Erste Signale gibt es bereits: In Ludwigsfelde wurde eine sogenannte Anlauffabrik aufgebaut – eine Art Entwicklungszentrum für Prototypen und neue Fahrzeugkonzepte auf Basis der Elektroplattform „Van Electric Architecture“. Für die Gewerkschaft ist das ein Hinweis darauf, dass Mercedes die Standortkompetenz erhalten will – wenn auch in anderer Form.

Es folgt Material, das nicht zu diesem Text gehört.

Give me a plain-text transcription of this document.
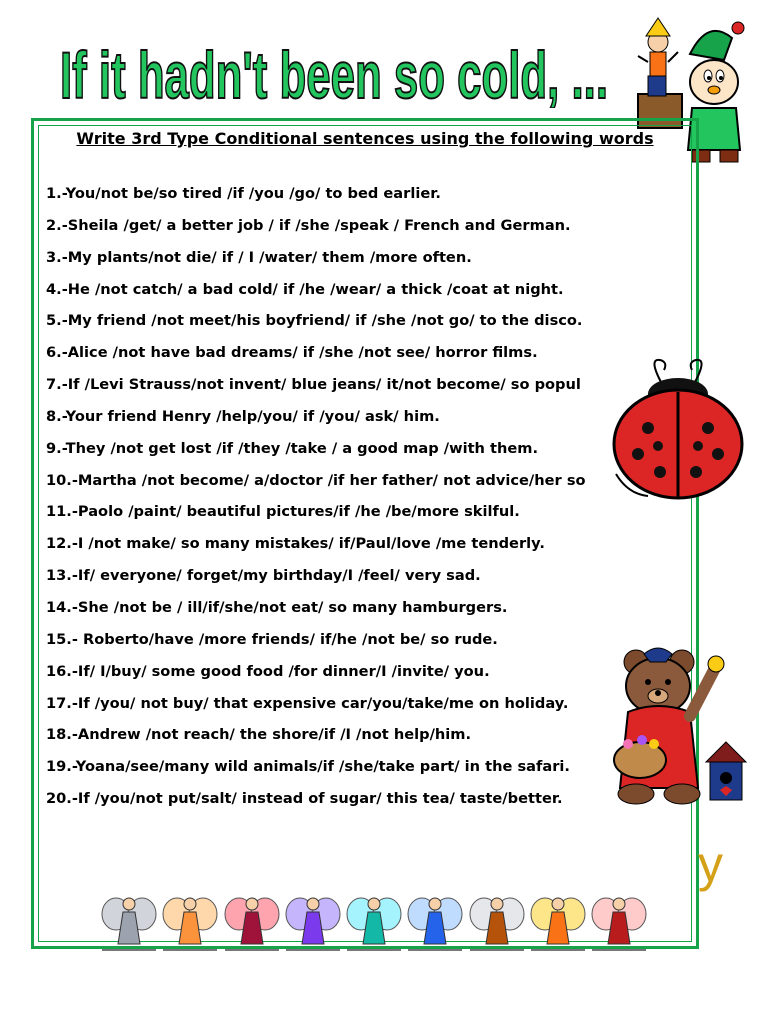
If it hadn't been so cold, ...
Write 3rd Type Conditional sentences using the following words
1.-You/not be/so tired /if /you /go/ to bed earlier.
2.-Sheila /get/ a better job / if /she /speak / French and German.
3.-My plants/not die/ if / I /water/ them /more often.
4.-He /not catch/ a bad cold/ if /he /wear/ a thick /coat at night.
5.-My friend /not meet/his boyfriend/ if /she /not go/ to the disco.
6.-Alice /not have bad dreams/ if /she /not see/ horror films.
7.-If /Levi Strauss/not invent/ blue jeans/ it/not become/ so popul
8.-Your friend Henry /help/you/ if /you/ ask/ him.
9.-They /not get lost /if /they /take / a good map /with them.
10.-Martha /not become/ a/doctor /if her father/ not advice/her so
11.-Paolo /paint/ beautiful pictures/if /he /be/more skilful.
12.-I /not make/ so many mistakes/ if/Paul/love /me tenderly.
13.-If/ everyone/ forget/my birthday/I /feel/ very sad.
14.-She /not be / ill/if/she/not eat/ so many hamburgers.
15.- Roberto/have /more friends/ if/he /not be/ so rude.
16.-If/ I/buy/ some good food /for dinner/I /invite/ you.
17.-If /you/ not buy/ that expensive car/you/take/me on holiday.
18.-Andrew /not reach/ the shore/if /I /not help/him.
19.-Yoana/see/many wild animals/if /she/take part/ in the safari.
20.-If /you/not put/salt/ instead of sugar/ this tea/ taste/better.
y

Symbolpolitik oder Strukturpolitik?
Die Debatten um Eisenhüttenstadt und Ludwigsfelde sind mehr als nur zwei Standortfragen – sie stehen exemplarisch für eine zentrale Herausforderung der deutschen Industriepolitik. Der Umbau zu einer klimaneutralen und wettbewerbsfähigen Industrie verlangt massive Investitionen, klare Rahmenbedingungen und eine koordinierte Strategie zwischen Unternehmen, Gewerkschaften und Politik.

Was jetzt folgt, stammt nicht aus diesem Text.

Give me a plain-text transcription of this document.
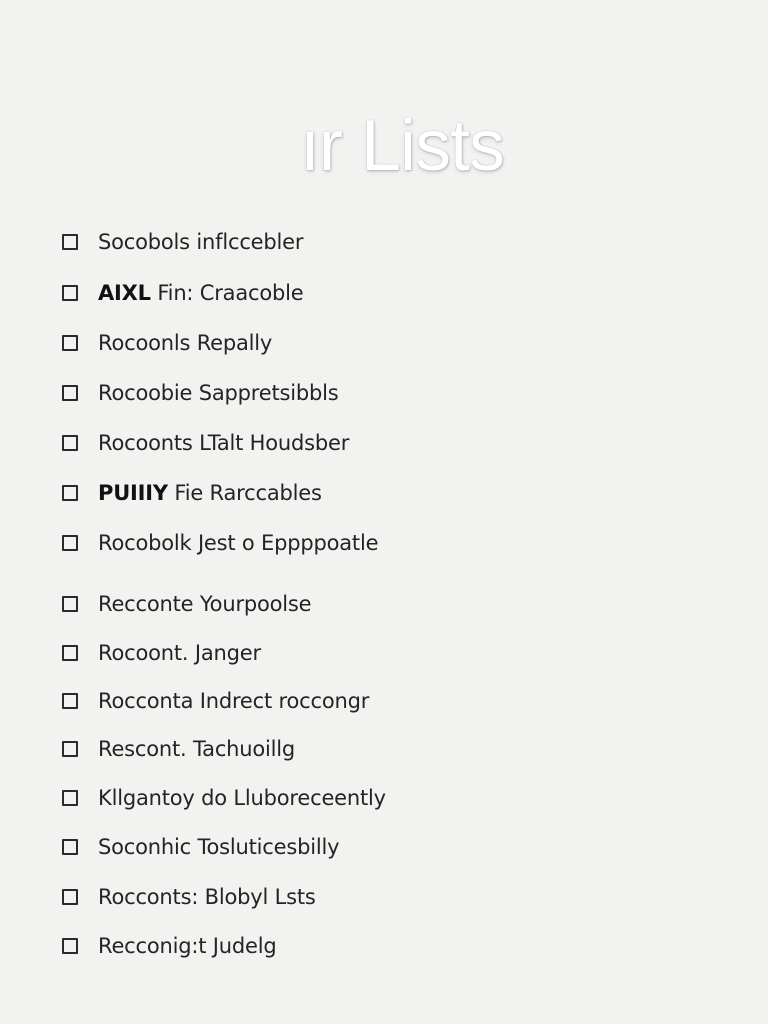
ır Lists
Socobols inflccebler
AIXL Fin: Craacoble
Rocoonls Repally
Rocoobie Sapprets​ibbls
Rocoonts LTalt Houdsber
PUIIIY Fie Rarccables
Rocobolk Jest ᴏ Eppppoatle
Recconte Yourpoolse
Rocoont. Janger
Rocconta Indrect roccongr
Rescont. Tachuoillg
Kllgantoy do Lluboreceently
Soconhic Tosluticesbilly
Rocconts: Blobyl Lsts
Recconig:t Judelg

Zugleich geht es um gesellschaftliche Stabilität. 2.700 Arbeitsplätze mögen auf dem Papier überschaubar wirken, für eine ganze Region können sie jedoch über wirtschaftliche Perspektive oder strukturellen Abstieg entscheiden. Besonders in Ostdeutschland, wo viele Städte ohnehin mit Abwanderung und Investitionsmangel kämpfen, kann jede Werksschließung eine Kettenreaktion auslösen.
Ein Testfall für die Industriepolitik
Ob ArcelorMittal in Eisenhüttenstadt und Mercedes in Ludwigsfelde bleiben, wird weit mehr entscheiden als nur über die Zukunft zweier Fabriken. Es geht um das Vertrauen in den Standort Deutschland – und darum, ob die Transformation der Industrie gelingt, ohne ganze Regionen zurückzulassen.
Die Gewerkschaft hat ihre Position klar gemacht: Aufgeben ist keine Option. Jetzt liegt es an Politik und Konzernen, ob sie diesen Kampf mittragen – oder ob Eisenhüttenstadt und Ludwigsfelde zu Symbolen einer verfehlten Industriepolitik werden.